There was good and bad news from the Committee for Financial Supervision CFT in reverse order this past week. First, Finance Minister Perry Geerlings announced he had been advised to reduce the draft 2019 budget by 28 million Antillean guilders (from NAf. 503 million to NAf. 475 million) “at the eleventh hour,” and then came word that the current year’s deficit is about NAf. 65.3 million lower than assumed (NAf. 71.5 million rather than NAf. 136.8 million).
Some may find that seems contradictory, but one has to do with expectations and the other with actual realisation figures. Depending on fourth-quarter results, next year’s budget could also still be adjusted upwards again by amendment later.
All this also reflects the challenges faced in making projections after the widespread devastation caused by Hurricane Irma in September 2017. Estimates understandably had to be conservative, as there was much uncertainty regarding the economy and government revenue as well as cost in the months that followed.
To a certain extent the latter is still the case, so prudence remains the order of the day. Up to and including the third quarter, spending stood at NAf. 353.6 million and income at NAf. 282.1 million. If they both were to continue this year’s exact average until now, during the last three months these final 2018 numbers would end up at respectively NAf. 471.4 million and NAf. 376.1 million, for an extrapolated deficit of NAf. 95.3 million.

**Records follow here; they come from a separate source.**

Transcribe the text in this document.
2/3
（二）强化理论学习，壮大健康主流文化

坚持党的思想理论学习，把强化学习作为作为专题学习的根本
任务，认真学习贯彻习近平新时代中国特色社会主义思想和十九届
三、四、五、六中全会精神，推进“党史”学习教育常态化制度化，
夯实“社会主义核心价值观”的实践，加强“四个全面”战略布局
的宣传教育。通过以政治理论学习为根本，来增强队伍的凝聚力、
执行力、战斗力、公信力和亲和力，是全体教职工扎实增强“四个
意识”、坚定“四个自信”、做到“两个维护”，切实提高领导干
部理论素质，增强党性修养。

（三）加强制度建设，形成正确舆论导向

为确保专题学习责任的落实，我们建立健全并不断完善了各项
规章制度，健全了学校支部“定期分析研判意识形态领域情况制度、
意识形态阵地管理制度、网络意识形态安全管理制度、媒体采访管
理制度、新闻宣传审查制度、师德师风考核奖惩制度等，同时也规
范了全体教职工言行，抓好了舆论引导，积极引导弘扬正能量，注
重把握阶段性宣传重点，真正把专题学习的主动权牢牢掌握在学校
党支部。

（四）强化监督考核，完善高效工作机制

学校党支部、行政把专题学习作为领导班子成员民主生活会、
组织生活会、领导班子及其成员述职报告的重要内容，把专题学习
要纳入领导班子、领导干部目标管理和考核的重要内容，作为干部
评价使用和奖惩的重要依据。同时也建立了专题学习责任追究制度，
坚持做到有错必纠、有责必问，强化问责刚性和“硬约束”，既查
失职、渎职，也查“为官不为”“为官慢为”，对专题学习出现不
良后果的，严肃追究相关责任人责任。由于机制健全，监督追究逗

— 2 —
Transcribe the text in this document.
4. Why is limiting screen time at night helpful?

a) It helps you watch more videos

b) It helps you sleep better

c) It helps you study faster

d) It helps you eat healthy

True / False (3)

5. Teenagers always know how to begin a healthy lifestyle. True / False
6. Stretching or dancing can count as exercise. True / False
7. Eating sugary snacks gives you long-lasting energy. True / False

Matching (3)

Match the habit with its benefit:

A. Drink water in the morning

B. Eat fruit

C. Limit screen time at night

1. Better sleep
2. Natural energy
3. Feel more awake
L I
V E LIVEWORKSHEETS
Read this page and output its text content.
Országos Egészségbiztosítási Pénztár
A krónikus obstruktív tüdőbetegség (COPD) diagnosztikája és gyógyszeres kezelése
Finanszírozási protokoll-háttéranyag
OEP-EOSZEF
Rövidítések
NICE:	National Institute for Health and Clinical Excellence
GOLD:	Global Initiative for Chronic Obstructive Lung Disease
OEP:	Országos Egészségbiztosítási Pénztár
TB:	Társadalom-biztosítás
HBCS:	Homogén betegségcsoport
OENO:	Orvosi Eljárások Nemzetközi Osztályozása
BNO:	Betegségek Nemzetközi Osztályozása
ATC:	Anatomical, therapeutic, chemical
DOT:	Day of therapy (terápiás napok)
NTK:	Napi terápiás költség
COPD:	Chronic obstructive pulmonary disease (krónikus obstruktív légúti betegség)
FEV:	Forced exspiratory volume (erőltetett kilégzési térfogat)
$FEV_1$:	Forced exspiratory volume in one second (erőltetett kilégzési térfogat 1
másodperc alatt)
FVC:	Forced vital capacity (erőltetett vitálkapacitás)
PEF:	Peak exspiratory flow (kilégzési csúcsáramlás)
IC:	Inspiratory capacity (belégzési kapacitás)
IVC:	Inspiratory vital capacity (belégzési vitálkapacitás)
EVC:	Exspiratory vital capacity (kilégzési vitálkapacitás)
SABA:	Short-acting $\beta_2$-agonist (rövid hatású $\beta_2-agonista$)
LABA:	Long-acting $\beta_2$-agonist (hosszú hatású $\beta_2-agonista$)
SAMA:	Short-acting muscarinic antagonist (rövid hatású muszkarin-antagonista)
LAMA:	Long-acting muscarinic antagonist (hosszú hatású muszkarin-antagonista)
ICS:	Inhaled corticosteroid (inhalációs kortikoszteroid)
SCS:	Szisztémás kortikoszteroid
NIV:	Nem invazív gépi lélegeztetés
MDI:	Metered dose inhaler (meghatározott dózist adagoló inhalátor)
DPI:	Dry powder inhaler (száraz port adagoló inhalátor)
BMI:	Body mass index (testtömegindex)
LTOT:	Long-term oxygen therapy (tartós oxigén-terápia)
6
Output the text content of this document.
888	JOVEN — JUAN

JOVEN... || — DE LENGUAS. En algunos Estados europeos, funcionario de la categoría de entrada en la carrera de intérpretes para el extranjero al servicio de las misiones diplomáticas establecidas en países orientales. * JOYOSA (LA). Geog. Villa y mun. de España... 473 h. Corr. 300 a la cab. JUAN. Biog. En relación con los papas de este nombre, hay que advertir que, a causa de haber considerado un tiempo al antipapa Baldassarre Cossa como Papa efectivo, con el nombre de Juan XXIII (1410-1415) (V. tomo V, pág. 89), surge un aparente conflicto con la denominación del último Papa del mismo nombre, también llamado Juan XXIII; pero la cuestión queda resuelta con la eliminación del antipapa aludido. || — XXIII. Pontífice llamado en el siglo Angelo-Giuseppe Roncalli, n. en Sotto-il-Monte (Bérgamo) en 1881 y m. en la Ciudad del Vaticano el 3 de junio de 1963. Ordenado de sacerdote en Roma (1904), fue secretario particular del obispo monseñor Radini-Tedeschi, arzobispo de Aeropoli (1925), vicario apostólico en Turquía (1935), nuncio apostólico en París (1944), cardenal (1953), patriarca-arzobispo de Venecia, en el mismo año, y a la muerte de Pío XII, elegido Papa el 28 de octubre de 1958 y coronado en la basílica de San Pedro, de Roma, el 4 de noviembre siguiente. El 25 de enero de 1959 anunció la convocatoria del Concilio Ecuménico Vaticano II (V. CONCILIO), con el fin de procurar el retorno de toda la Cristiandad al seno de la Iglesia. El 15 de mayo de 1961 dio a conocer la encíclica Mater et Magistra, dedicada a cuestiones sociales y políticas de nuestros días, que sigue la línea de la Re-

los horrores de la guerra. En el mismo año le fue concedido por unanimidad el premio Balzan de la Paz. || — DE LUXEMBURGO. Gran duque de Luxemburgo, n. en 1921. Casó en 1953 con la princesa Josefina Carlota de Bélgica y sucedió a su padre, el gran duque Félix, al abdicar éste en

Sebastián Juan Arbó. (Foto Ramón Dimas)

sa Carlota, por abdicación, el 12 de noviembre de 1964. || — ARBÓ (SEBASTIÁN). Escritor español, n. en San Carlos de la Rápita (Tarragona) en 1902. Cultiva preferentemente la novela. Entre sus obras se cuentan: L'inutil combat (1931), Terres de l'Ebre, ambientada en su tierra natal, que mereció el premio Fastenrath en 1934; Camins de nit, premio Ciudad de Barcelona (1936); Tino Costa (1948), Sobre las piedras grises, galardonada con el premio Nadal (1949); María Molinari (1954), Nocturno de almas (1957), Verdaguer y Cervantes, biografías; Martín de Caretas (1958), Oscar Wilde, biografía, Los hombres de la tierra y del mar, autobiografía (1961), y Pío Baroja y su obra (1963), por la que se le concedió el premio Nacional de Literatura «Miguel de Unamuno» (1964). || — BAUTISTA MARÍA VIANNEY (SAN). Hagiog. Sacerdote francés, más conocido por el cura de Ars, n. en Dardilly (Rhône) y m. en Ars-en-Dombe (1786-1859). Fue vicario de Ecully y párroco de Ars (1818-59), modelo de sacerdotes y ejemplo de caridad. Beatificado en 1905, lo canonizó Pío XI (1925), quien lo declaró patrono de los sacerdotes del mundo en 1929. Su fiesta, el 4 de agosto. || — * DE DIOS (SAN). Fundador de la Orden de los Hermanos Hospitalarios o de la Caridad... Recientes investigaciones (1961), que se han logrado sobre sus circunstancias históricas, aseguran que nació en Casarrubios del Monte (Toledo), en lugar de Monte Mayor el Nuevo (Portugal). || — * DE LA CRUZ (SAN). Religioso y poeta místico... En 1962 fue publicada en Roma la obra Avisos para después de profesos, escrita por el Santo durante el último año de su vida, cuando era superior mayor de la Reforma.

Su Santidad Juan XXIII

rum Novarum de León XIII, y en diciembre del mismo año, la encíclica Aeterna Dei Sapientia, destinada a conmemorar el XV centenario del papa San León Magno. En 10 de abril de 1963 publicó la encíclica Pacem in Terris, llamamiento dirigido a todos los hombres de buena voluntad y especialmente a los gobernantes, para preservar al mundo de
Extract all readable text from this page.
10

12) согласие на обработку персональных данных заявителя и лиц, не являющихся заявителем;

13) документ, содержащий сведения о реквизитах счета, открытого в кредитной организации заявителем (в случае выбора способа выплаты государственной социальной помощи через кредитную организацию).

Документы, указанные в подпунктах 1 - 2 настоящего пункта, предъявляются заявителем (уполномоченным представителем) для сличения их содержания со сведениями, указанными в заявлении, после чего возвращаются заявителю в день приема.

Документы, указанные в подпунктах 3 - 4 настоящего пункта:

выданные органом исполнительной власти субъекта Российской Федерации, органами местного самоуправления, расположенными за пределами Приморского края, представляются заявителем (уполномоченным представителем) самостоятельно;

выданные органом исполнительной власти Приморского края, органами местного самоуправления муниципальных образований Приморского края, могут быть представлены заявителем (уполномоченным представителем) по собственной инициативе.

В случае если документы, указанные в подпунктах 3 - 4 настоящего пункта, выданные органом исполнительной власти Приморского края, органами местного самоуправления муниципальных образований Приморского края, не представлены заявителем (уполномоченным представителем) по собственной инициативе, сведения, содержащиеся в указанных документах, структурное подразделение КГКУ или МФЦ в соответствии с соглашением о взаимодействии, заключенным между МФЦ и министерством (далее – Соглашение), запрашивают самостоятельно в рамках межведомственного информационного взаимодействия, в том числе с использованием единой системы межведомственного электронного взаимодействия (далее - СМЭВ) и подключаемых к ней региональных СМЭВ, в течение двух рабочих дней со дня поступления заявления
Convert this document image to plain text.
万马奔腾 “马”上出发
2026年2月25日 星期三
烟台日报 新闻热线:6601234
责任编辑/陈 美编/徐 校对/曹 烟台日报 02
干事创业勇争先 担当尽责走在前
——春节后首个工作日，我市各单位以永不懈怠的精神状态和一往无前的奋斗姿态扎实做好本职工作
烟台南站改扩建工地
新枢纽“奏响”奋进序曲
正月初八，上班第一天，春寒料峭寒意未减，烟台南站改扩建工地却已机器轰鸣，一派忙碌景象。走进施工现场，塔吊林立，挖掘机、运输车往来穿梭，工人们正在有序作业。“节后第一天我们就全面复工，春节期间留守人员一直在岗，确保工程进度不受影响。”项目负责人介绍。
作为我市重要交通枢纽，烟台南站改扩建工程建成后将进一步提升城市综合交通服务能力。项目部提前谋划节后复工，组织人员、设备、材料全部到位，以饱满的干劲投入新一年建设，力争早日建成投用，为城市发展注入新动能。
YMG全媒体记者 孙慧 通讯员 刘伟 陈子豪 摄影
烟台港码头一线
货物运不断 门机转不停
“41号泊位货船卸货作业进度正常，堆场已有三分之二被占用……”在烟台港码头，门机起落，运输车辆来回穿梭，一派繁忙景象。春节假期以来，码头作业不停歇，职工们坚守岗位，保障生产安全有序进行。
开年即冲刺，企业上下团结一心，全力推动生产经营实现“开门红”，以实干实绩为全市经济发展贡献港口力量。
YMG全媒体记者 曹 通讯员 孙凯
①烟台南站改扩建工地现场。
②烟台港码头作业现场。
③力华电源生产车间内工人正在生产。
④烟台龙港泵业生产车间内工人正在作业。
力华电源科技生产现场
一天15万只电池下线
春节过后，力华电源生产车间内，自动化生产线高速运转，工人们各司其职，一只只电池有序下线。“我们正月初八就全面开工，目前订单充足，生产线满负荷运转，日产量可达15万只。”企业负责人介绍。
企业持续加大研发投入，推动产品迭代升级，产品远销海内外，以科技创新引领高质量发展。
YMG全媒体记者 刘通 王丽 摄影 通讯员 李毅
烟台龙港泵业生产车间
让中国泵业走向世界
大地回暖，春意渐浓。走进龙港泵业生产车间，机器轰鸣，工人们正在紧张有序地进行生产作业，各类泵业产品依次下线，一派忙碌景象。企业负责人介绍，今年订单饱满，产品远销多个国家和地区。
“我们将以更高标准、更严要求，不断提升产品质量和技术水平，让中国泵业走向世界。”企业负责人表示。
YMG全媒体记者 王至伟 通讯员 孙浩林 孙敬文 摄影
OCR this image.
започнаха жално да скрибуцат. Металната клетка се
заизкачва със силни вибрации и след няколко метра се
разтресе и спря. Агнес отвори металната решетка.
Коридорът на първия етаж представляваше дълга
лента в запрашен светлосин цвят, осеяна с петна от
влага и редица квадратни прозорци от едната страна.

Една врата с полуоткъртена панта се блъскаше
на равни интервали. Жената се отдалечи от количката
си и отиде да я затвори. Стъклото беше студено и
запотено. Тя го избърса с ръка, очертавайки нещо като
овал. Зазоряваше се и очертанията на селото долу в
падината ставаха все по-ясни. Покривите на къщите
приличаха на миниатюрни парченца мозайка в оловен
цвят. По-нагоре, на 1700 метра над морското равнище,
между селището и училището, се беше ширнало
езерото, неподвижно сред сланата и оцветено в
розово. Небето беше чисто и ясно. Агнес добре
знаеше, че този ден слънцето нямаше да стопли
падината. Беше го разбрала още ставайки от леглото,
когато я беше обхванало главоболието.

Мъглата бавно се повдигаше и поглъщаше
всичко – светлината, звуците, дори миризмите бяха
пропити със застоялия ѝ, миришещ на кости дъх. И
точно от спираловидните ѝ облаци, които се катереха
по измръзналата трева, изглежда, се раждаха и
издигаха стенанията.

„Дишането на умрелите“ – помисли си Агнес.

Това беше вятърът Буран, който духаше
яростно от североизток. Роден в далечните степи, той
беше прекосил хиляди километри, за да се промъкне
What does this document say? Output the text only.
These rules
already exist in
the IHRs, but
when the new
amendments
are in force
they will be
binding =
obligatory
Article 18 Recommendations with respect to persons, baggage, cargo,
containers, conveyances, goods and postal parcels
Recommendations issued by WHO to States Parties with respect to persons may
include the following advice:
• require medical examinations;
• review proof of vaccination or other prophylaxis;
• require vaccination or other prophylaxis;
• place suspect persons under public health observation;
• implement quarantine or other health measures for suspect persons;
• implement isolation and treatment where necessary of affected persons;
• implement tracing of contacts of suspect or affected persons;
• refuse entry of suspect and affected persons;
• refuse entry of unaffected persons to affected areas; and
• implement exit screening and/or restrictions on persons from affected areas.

The deficit is being covered with liquidity support from the Netherlands of NAf. 32.6 million in July and 32.6 million in November, while a third amount was requested last month. It’s important to keep these – under the circumstances necessary – financial bailouts to a minimum, because although they are soft loans with low interest, grace periods and friendly terms, the money must eventually be paid and there should be no excessive mortgaging of the country’s future.